Another choice might have been the age of post-knowledge in exactly the same way we talk about a post-industrial society or post-modern theory of knowledge. This might bring Halal even closer to other groups of futurist scholars such as Zia Sardar who write about the postnormal times and like him quite rightly identify our transition period as characterized with complexity, chaos, and contradiction.

Given Halal’s primary metaphor of an adolescent’s transition stage for more mature planetary civilization we could even use the more established terminology in anthropology; that is the age of liminality. The problem of many futurists and macro historian thinkers who correctly point out the nature of large scale changes and the subsequent stages of social-technological evolution is that they cannot easily coin a neologism for the next stage. In this regard, like Sardar, Halal is no exception.
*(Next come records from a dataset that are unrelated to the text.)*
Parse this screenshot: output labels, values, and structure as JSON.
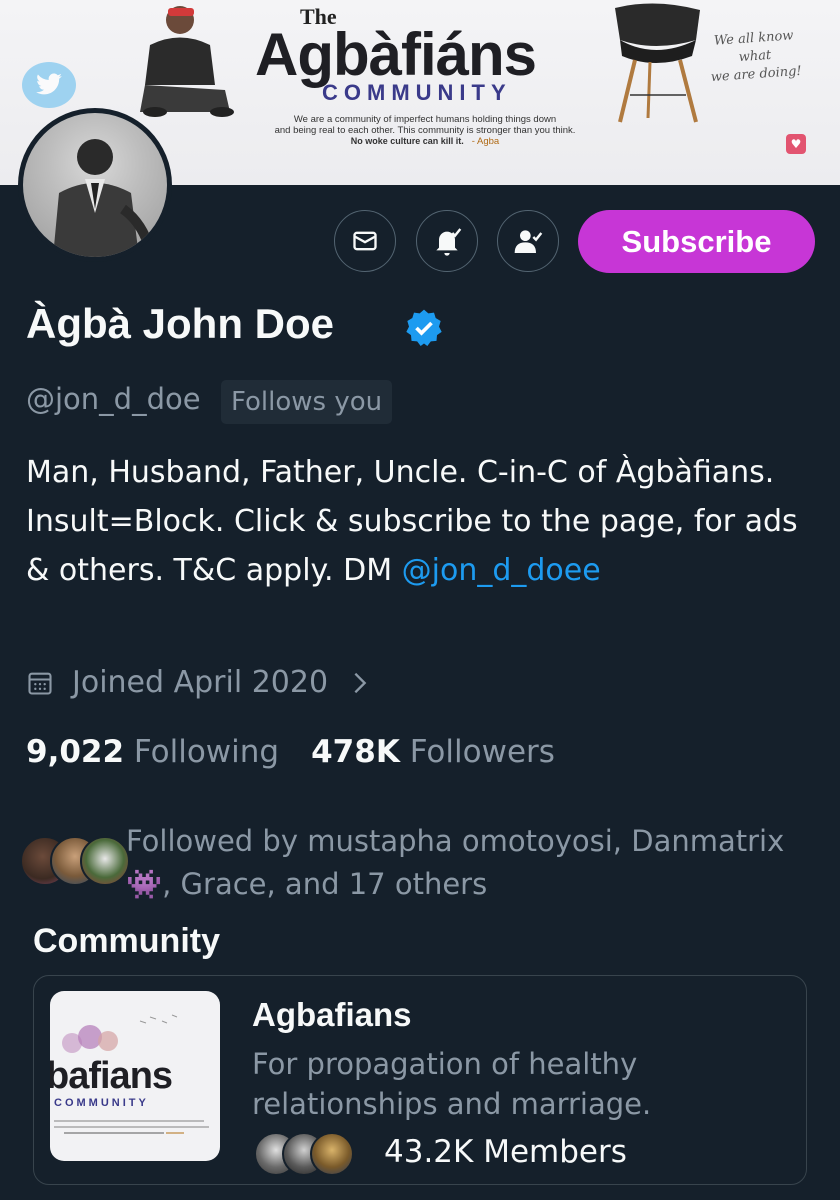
{
  "banner": {
    "the": "The",
    "brand": "Agbàfiáns",
    "community": "COMMUNITY",
    "tagline_line1": "We are a community of imperfect humans holding things down",
    "tagline_line2": "and being real to each other. This community is stronger than you think.",
    "tagline_line3": "No woke culture can kill it.",
    "tagline_sig": "- Agba",
    "script_line1": "We all know what",
    "script_line2": "we are doing!"
  },
  "actions": {
    "message_icon": "envelope-icon",
    "notify_icon": "bell-check-icon",
    "follow_icon": "person-check-icon",
    "subscribe_label": "Subscribe",
    "subscribe_color": "#c736d6"
  },
  "profile": {
    "name": "Àgbà John Doe",
    "handle": "@jon_d_doe",
    "follows_you": "Follows you",
    "bio_text": "Man, Husband, Father, Uncle. C-in-C of Àgbàfians.  Insult=Block. Click & subscribe to the page, for ads & others. T&C apply.  DM ",
    "bio_mention": "@jon_d_doee",
    "joined": "Joined April 2020",
    "following_count": "9,022",
    "following_label": "Following",
    "followers_count": "478K",
    "followers_label": "Followers",
    "followed_by_line1": "Followed by mustapha omotoyosi, Danmatrix",
    "followed_by_line2": "👾, Grace, and 17 others"
  },
  "community": {
    "heading": "Community",
    "name": "Agbafians",
    "description": "For propagation of healthy relationships and marriage.",
    "members": "43.2K Members",
    "thumb_brand": "bafians",
    "thumb_community": "COMMUNITY"
  },
  "colors": {
    "background": "#15202b",
    "accent_link": "#1d9bf0",
    "verified": "#1d9bf0",
    "muted": "#8b98a5"
  }
}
Halal has a bold vision, supported with a rich and comprehensive set of irrefutable evidences, and given his optimism if we change our course of thinking and action in due time we can avoid the worst case scenarios during the next decades, save the planet, and even calls, like futurists Wendell Bell and Erik Øverland, for some universal values, universal perspectivism, a universal common socio‐cultural identity, and global ethics which should be more inclusive, inspired by female deities, caring, cooperative, appreciative of human diversity, more democratic principles for governing the corporate world, transcending the misleading artificial versus natural polarity, and using the vast potential of cutting edge information and knowledge technologies for a successful transition away from the age of liminality.

I found great resonance with Halal’s ideas about the rising age of planetary consciousness and planetary identity. In particular, the emphasis that individuals should cultivate their conscious mind and evolve it with sustained conscious intent, or as Lombardo calls it a purposeful evolution of consciousness. These individual wise cyborgs might bring the same mega effect of creating desired new civilizations, social structures, and cultures over the next few decades. This recognition itself is an intended change of consciousness if we stay away from the human centric worldview, largely inspired by ancient mythologies, religions, and deities and put in their place a plurality of some modern belief systems.

He actually clarifies his position on the belief systems on page 70: “Some type of belief system is unavoidable. Our goal should be to create more sophisticated belief systems that accord with the complexity of modern life.” There is a great and important distinction between Globalization and Planetization and Halal has masterfully, deeply, and fabulously clarified and highlighted this evolving binary opposite and calls for a valuefocused transformation of consciousness for planetary wisdom.